From February to June, Mr. Heisler and Mr. Gonzalez traversed the city, from Staten Island to Astoria, Queens, and everywhere in between, to meet waiters, shoeshines, dry cleaners, salon workers and personal trainers. They made a point to capture subjects in their neighborhoods or places of business.
Mr. Heisler shot in medium format, black and white film so that readers wouldn’t be distracted by contrasting colors, but also to develop a greater connection with the participants, he said. To him, digital portraiture can edge on the impersonal. “You look at the back of the camera, you make the picture, you look at the camera, and it kind of affects this relationship,” Mr. Heisler said.
With film, “you have more of a rapport and relationship with the person because you’re not looking at the camera, you’re not looking at the images,” he said.
Many of the faces shown in this project are of individuals that New Yorkers routinely interact with but may not get to know. Many of them “felt that they were abstractions,” Mr. Gonzalez said.
“A lot of workers within this economy are identified by uniforms, and now masks,” Mr. Heisler said. “So there’s just another layer that makes the transaction even more impersonal.”
Precautions were taken to make sure photo sessions were as comfortable as possible. From the start, “it was a constant balance between efficiency and establishing a relationship,” Mr. Heisler said.
“People weren’t regularly vaccinated yet,” Mr. Heisler added. “We were still operating with our own Covid protocols of being very careful about going into peoples’ homes or going into spaces” and asking them to take off their masks.

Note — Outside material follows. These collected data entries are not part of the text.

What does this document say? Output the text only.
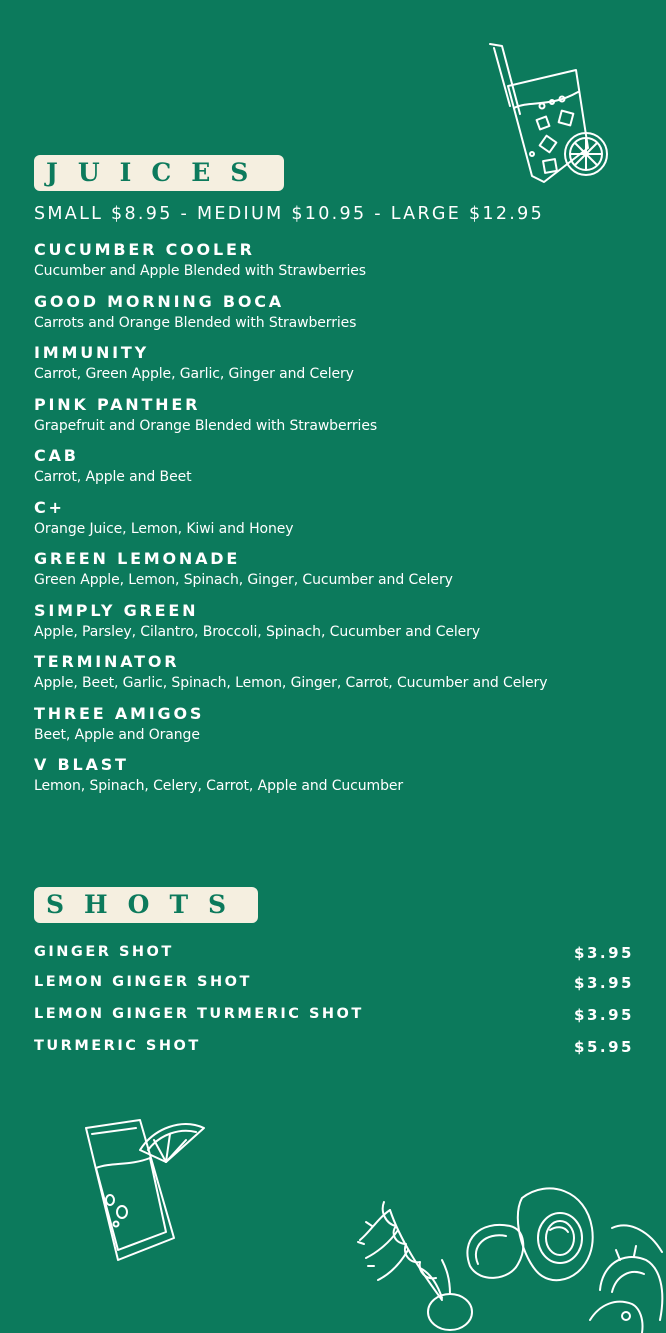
JUICES
SMALL $8.95 - MEDIUM $10.95 - LARGE $12.95
CUCUMBER COOLER
Cucumber and Apple Blended with Strawberries
GOOD MORNING BOCA
Carrots and Orange Blended with Strawberries
IMMUNITY
Carrot, Green Apple, Garlic, Ginger and Celery
PINK PANTHER
Grapefruit and Orange Blended with Strawberries
CAB
Carrot, Apple and Beet
C+
Orange Juice, Lemon, Kiwi and Honey
GREEN LEMONADE
Green Apple, Lemon, Spinach, Ginger, Cucumber and Celery
SIMPLY GREEN
Apple, Parsley, Cilantro, Broccoli, Spinach, Cucumber and Celery
TERMINATOR
Apple, Beet, Garlic, Spinach, Lemon, Ginger, Carrot, Cucumber and Celery
THREE AMIGOS
Beet, Apple and Orange
V BLAST
Lemon, Spinach, Celery, Carrot, Apple and Cucumber
SHOTS
GINGER SHOT	$3.95
LEMON GINGER SHOT	$3.95
LEMON GINGER TURMERIC SHOT	$3.95
TURMERIC SHOT	$5.95
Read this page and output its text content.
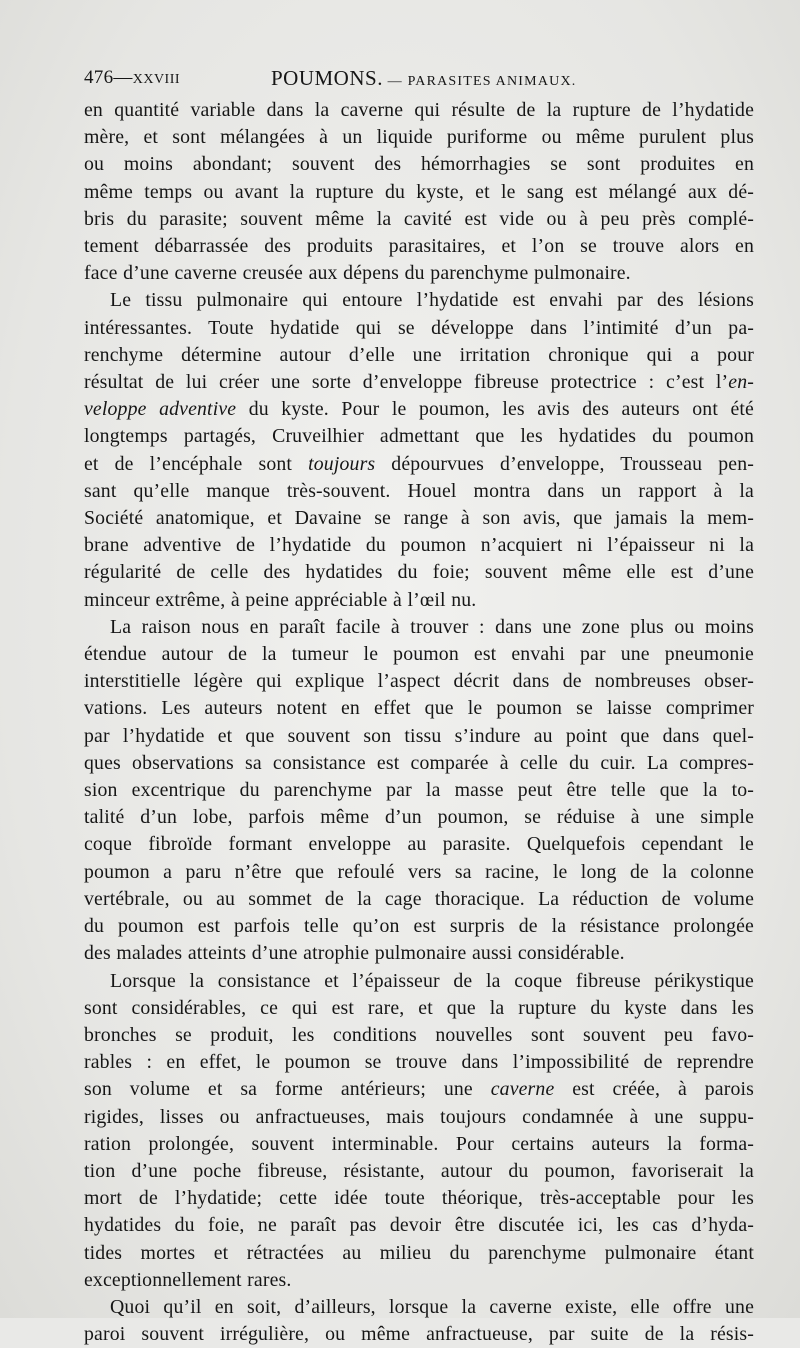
476—XXVIII	POUMONS. — PARASITES ANIMAUX.

en quantité variable dans la caverne qui résulte de la rupture de l’hydatide

mère, et sont mélangées à un liquide puriforme ou même purulent plus

ou moins abondant; souvent des hémorrhagies se sont produites en

même temps ou avant la rupture du kyste, et le sang est mélangé aux dé-

bris du parasite; souvent même la cavité est vide ou à peu près complé-

tement débarrassée des produits parasitaires, et l’on se trouve alors en

face d’une caverne creusée aux dépens du parenchyme pulmonaire.

Le tissu pulmonaire qui entoure l’hydatide est envahi par des lésions

intéressantes. Toute hydatide qui se développe dans l’intimité d’un pa-

renchyme détermine autour d’elle une irritation chronique qui a pour

résultat de lui créer une sorte d’enveloppe fibreuse protectrice : c’est l’en-

veloppe adventive du kyste. Pour le poumon, les avis des auteurs ont été

longtemps partagés, Cruveilhier admettant que les hydatides du poumon

et de l’encéphale sont toujours dépourvues d’enveloppe, Trousseau pen-

sant qu’elle manque très-souvent. Houel montra dans un rapport à la

Société anatomique, et Davaine se range à son avis, que jamais la mem-

brane adventive de l’hydatide du poumon n’acquiert ni l’épaisseur ni la

régularité de celle des hydatides du foie; souvent même elle est d’une

minceur extrême, à peine appréciable à l’œil nu.

La raison nous en paraît facile à trouver : dans une zone plus ou moins

étendue autour de la tumeur le poumon est envahi par une pneumonie

interstitielle légère qui explique l’aspect décrit dans de nombreuses obser-

vations. Les auteurs notent en effet que le poumon se laisse comprimer

par l’hydatide et que souvent son tissu s’indure au point que dans quel-

ques observations sa consistance est comparée à celle du cuir. La compres-

sion excentrique du parenchyme par la masse peut être telle que la to-

talité d’un lobe, parfois même d’un poumon, se réduise à une simple

coque fibroïde formant enveloppe au parasite. Quelquefois cependant le

poumon a paru n’être que refoulé vers sa racine, le long de la colonne

vertébrale, ou au sommet de la cage thoracique. La réduction de volume

du poumon est parfois telle qu’on est surpris de la résistance prolongée

des malades atteints d’une atrophie pulmonaire aussi considérable.

Lorsque la consistance et l’épaisseur de la coque fibreuse périkystique

sont considérables, ce qui est rare, et que la rupture du kyste dans les

bronches se produit, les conditions nouvelles sont souvent peu favo-

rables : en effet, le poumon se trouve dans l’impossibilité de reprendre

son volume et sa forme antérieurs; une caverne est créée, à parois

rigides, lisses ou anfractueuses, mais toujours condamnée à une suppu-

ration prolongée, souvent interminable. Pour certains auteurs la forma-

tion d’une poche fibreuse, résistante, autour du poumon, favoriserait la

mort de l’hydatide; cette idée toute théorique, très-acceptable pour les

hydatides du foie, ne paraît pas devoir être discutée ici, les cas d’hyda-

tides mortes et rétractées au milieu du parenchyme pulmonaire étant

exceptionnellement rares.

Quoi qu’il en soit, d’ailleurs, lorsque la caverne existe, elle offre une

paroi souvent irrégulière, ou même anfractueuse, par suite de la résis-
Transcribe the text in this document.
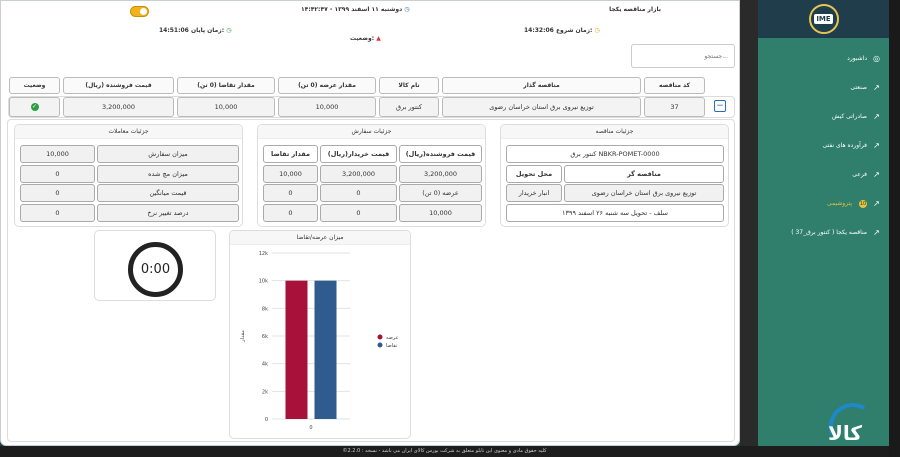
بازار مناقصه یکجا
دوشنبه ۱۱ اسفند ۱۳۹۹ - ۱۴:۴۲:۴۷ ◷
14:32:06 زمان شروع: ◷
14:51:06 زمان پایان: ◷
وضعیت: ▲
جستجو...
کد مناقصه
مناقصه گذار
نام کالا
مقدار عرضه (0 تن)
مقدار تقاضا (0 تن)
قیمت فروشنده (ریال)
وضعیت
−
37
توزیع نیروی برق استان خراسان رضوی
کنتور برق
10,000
10,000
3,200,000
✓
جزئیات مناقصه
کنتور برق NBKR-POMET-0000
مناقصه گر
محل تحویل
توزیع نیروی برق استان خراسان رضوی
انبار خریدار
سلف - تحویل سه شنبه ۲۶ اسفند ۱۳۹۹
جزئیات سفارش
قیمت فروشنده(ریال)
قیمت خریدار(ریال)
مقدار تقاضا
3,200,000
3,200,000
10,000
عرضه (0 تن)
0
0
10,000
0
0
جزئیات معاملات
میزان سفارش
10,000
میزان مچ شده
0
قیمت میانگین
0
درصد تغییر نرخ
0
0:00
میزان عرضه/تقاضا
0
2k
4k
6k
8k
10k
12k
مقدار
0
عرضه
تقاضا
IME
داشبورد ◎
صنعتی ↗
صادراتی کیش ↗
فرآورده های نفتی ↗
فرعی ↗
پتروشیمی 10 ↗
مناقصه یکجا ( کنتور برق_37 ) ↗
کالا
©کلیه حقوق مادی و معنوی این تابلو متعلق به شرکت بورس کالای ایران می باشد - نسخه : 2.2.0
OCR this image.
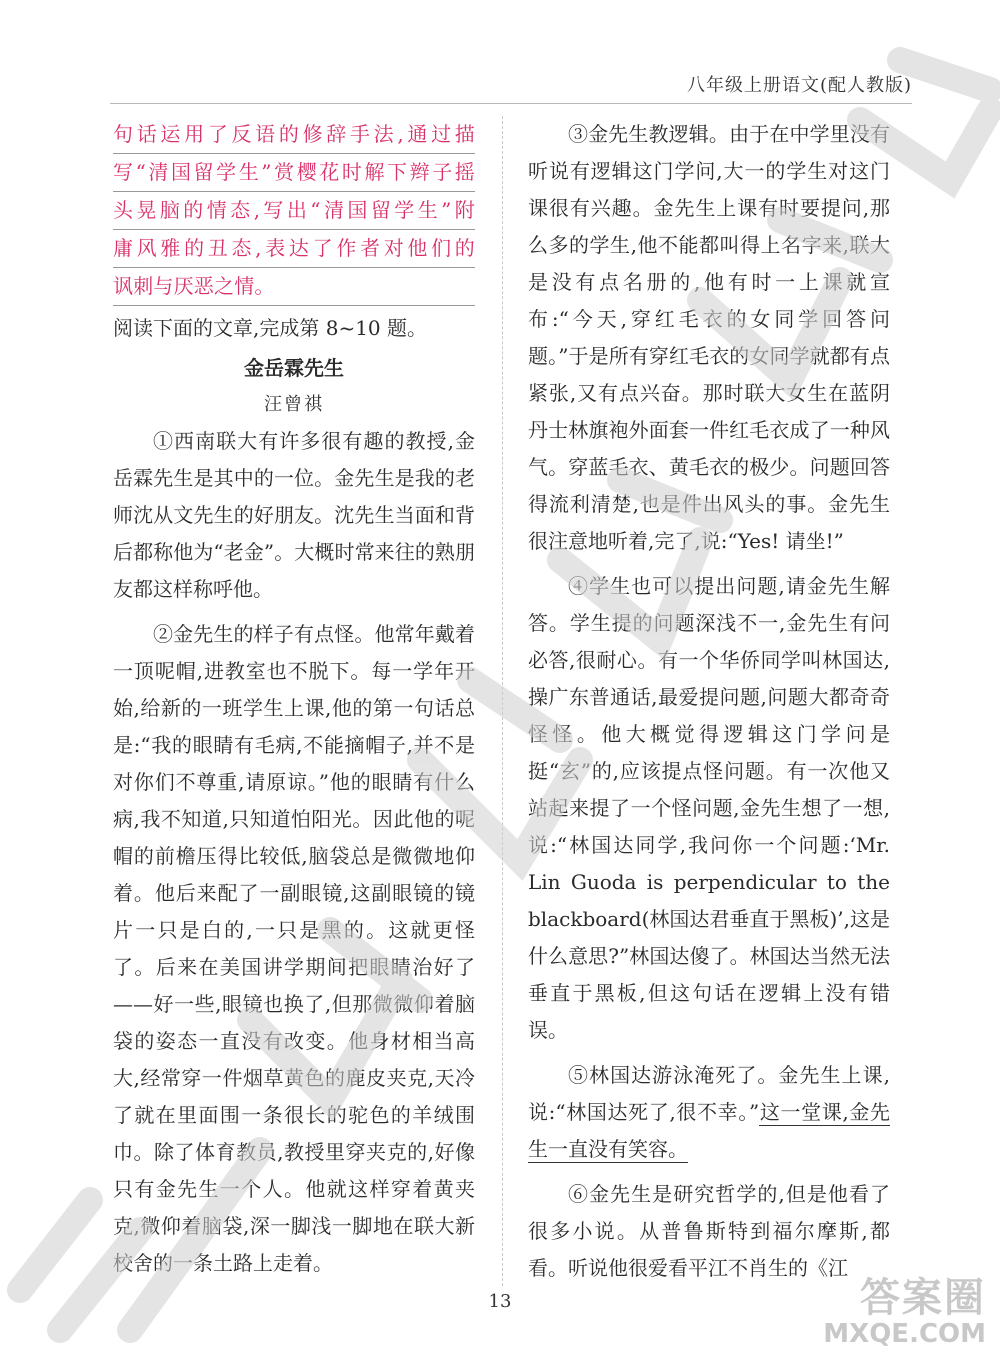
八年级上册语文(配人教版)
句话运用了反语的修辞手法,通过描
写“清国留学生”赏樱花时解下辫子摇
头晃脑的情态,写出“清国留学生”附
庸风雅的丑态,表达了作者对他们的
讽刺与厌恶之情。

阅读下面的文章,完成第 8~10 题。

金岳霖先生

汪曾祺

①西南联大有许多很有趣的教授,金岳霖先生是其中的一位。金先生是我的老师沈从文先生的好朋友。沈先生当面和背后都称他为“老金”。大概时常来往的熟朋友都这样称呼他。

②金先生的样子有点怪。他常年戴着一顶呢帽,进教室也不脱下。每一学年开始,给新的一班学生上课,他的第一句话总是:“我的眼睛有毛病,不能摘帽子,并不是对你们不尊重,请原谅。”他的眼睛有什么病,我不知道,只知道怕阳光。因此他的呢帽的前檐压得比较低,脑袋总是微微地仰着。他后来配了一副眼镜,这副眼镜的镜片一只是白的,一只是黑的。这就更怪了。后来在美国讲学期间把眼睛治好了——好一些,眼镜也换了,但那微微仰着脑袋的姿态一直没有改变。他身材相当高大,经常穿一件烟草黄色的鹿皮夹克,天冷了就在里面围一条很长的驼色的羊绒围巾。除了体育教员,教授里穿夹克的,好像只有金先生一个人。他就这样穿着黄夹克,微仰着脑袋,深一脚浅一脚地在联大新校舍的一条土路上走着。

③金先生教逻辑。由于在中学里没有听说有逻辑这门学问,大一的学生对这门课很有兴趣。金先生上课有时要提问,那么多的学生,他不能都叫得上名字来,联大是没有点名册的,他有时一上课就宣布:“今天,穿红毛衣的女同学回答问题。”于是所有穿红毛衣的女同学就都有点紧张,又有点兴奋。那时联大女生在蓝阴丹士林旗袍外面套一件红毛衣成了一种风气。穿蓝毛衣、黄毛衣的极少。问题回答得流利清楚,也是件出风头的事。金先生很注意地听着,完了,说:“Yes! 请坐!”

④学生也可以提出问题,请金先生解答。学生提的问题深浅不一,金先生有问必答,很耐心。有一个华侨同学叫林国达,操广东普通话,最爱提问题,问题大都奇奇怪怪。他大概觉得逻辑这门学问是挺“玄”的,应该提点怪问题。有一次他又站起来提了一个怪问题,金先生想了一想,说:“林国达同学,我问你一个问题:‘Mr. Lin Guoda is perpendicular to the blackboard(林国达君垂直于黑板)’,这是什么意思?”林国达傻了。林国达当然无法垂直于黑板,但这句话在逻辑上没有错误。

⑤林国达游泳淹死了。金先生上课,说:“林国达死了,很不幸。”这一堂课,金先生一直没有笑容。

⑥金先生是研究哲学的,但是他看了很多小说。从普鲁斯特到福尔摩斯,都看。听说他很爱看平江不肖生的《江

13	答案圈
MXQE.COM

Though the photographs are of individuals, stacked together they represent a community of New Yorkers who have struggled or pivoted but kept the city running through shutdowns and panic. The project reaches out through the pandemic’s insistent isolation to find common ground.
“I firmly believe, in one way or another, we’re all interconnected in this city,” Mr. Gonzalez said. “Whether we realize it or not.”